NZ PM Luxon heads home after blunder-ful Japan trip

Ben McKay |

NZ Prime Minister Christopher Luxon’s trip to Japan will be remembered for several gaffes.
NZ Prime Minister Christopher Luxon’s trip to Japan will be remembered for several gaffes.

A gaffe trashing Kiwi business and a defence force plane breakdown has overshadowed Chris Luxon’s most significant travel as New Zealand prime minister.

Mr Luxon has spent the week in Japan, meeting with Prime Minister Kishida Fumio, upgrading defence links, signing an information-sharing agreement and overseeing deals signed by Kiwi business.

However, the trip will be remembered for the near-failure of his delegation to get there, and his own sledge.

As is typical for New Zealand leaders, Mr Luxon travelled on the NZDF’s Boeing 757, filling seats with eager business leaders looking to build ties or seal trade deals.

A 30-strong delegation to Japan included Air New Zealand chief executive Greg Foran, Rocket Lab founder Sir Peter Beck, and representatives of bank ASB, dairy giants Fonterra, Ngai Tahu Tourism and kiwifruit marketers Zespri.

On the eve of the travel, an overzealous Mr Luxon denigrated the strength of Labour’s business delegations while talking up his own.

“I felt a lot of our delegations – the few we did do in the last six years compared to when I would go with (former Prime Minister John) Key on a few of them – had just got very watered down to the C-List,” he told Newstalk ZB.

“I want the A-List being there … not just tagalongs.”

Awkwardly for Mr Luxon, several of those who travelled to Japan were also on previous trips under Jacinda Ardern.

Mr Luxon, a former Air New Zealand chief executive, was roundly chastised for the comments, including by veteran political editor Barry Soper.

“Luxon came across as a loose-lipped apprentice prime minister which he effectively is,” he said.

“He now says he could have expressed it in a better way which is something of an understatement.”

Unsurprisingly, given the need to maintain relations, few “A-List” or “C-List” businesspeople have chosen to make public criticism of Mr Luxon.

Breccan McLeod-Lundy, chief executive at Wellington-based technology consultants Ackama, sarcastically noted his designation.

“I am apparently now officially a “C-list” business leader.

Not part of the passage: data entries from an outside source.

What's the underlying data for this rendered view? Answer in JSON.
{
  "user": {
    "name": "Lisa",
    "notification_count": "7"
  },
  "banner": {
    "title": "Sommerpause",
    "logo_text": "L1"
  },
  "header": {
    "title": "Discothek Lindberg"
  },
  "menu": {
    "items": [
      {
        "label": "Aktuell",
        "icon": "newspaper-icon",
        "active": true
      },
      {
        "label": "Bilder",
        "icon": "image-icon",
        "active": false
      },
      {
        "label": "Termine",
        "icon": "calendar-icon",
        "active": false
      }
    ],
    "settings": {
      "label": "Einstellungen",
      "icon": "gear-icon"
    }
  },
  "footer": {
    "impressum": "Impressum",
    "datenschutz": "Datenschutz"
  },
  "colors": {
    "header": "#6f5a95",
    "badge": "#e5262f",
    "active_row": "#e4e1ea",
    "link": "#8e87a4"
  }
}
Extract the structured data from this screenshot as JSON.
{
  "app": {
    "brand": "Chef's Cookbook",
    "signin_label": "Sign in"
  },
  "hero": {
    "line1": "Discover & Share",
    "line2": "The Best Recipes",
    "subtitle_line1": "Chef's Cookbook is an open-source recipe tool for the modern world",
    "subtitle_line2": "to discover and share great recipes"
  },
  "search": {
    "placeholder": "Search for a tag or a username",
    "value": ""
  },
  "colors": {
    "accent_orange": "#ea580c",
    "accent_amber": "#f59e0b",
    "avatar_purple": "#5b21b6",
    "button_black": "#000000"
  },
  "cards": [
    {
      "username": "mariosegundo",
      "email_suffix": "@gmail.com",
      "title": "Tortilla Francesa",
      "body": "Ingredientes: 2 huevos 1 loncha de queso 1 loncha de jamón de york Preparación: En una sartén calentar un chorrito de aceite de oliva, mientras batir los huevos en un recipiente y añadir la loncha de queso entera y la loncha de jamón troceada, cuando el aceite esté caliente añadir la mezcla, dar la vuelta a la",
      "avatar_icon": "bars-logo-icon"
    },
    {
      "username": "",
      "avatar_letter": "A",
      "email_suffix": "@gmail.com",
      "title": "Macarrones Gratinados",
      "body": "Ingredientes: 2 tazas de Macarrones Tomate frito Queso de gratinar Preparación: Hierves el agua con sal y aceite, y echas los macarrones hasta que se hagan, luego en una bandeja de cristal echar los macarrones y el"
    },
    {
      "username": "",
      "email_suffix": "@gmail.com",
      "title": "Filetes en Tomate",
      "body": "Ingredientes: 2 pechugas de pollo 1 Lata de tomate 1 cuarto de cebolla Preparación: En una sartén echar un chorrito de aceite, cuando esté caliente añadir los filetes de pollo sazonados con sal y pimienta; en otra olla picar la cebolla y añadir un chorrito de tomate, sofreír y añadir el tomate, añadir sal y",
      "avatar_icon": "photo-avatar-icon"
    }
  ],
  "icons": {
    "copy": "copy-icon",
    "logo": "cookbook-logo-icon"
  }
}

I wonder if I can get a certificate,” he posted on X.

The comment is similar to previous slights, like a 2022 speech to London think tank Policy Exchange when Mr Luxon said NZ “businesses are getting soft and looking to the government for all their answers”.

On the campaign trail in 2023, Mr Luxon was overheard telling farmers “We have become a very negative, wet, whiny, inward-looking country”.

In both circumstances, a politically charged Mr Luxon attempted to criticise the Labour government, but instead whacked Kiwis.

Opposition leader Chris Hipkins said it showed his successor was a bully.

“Christopher Luxon is an A-grade expert on talking other people down, but when traveling abroad NZ politicians have a long bi-partisan history of talking NZ up,” he said.

“He’s the prime minister, he should start acting like it.”

Business travellers on the Japan trip had another reason to be grumpy: two blown fuses on a stopover in Port Moresby meant they had to double-back to Brisbane before continuing to Tokyo.

The transit – made possible by Mr Foran, who diverted an Auckland-Tokyo flight to Brisbane for the delegation – stretched out to more than 40 hours.

It also brought to the surface a long-bubbling debate on whether New Zealand could afford to replace the 757s, which are primarily used for defence purposes.

Thankfully for the travelling pack, the patched-up 757 was repaired in Auckland and made it to Tokyo in time to bring them home to New Zealand: business deals done, but not all reputations intact.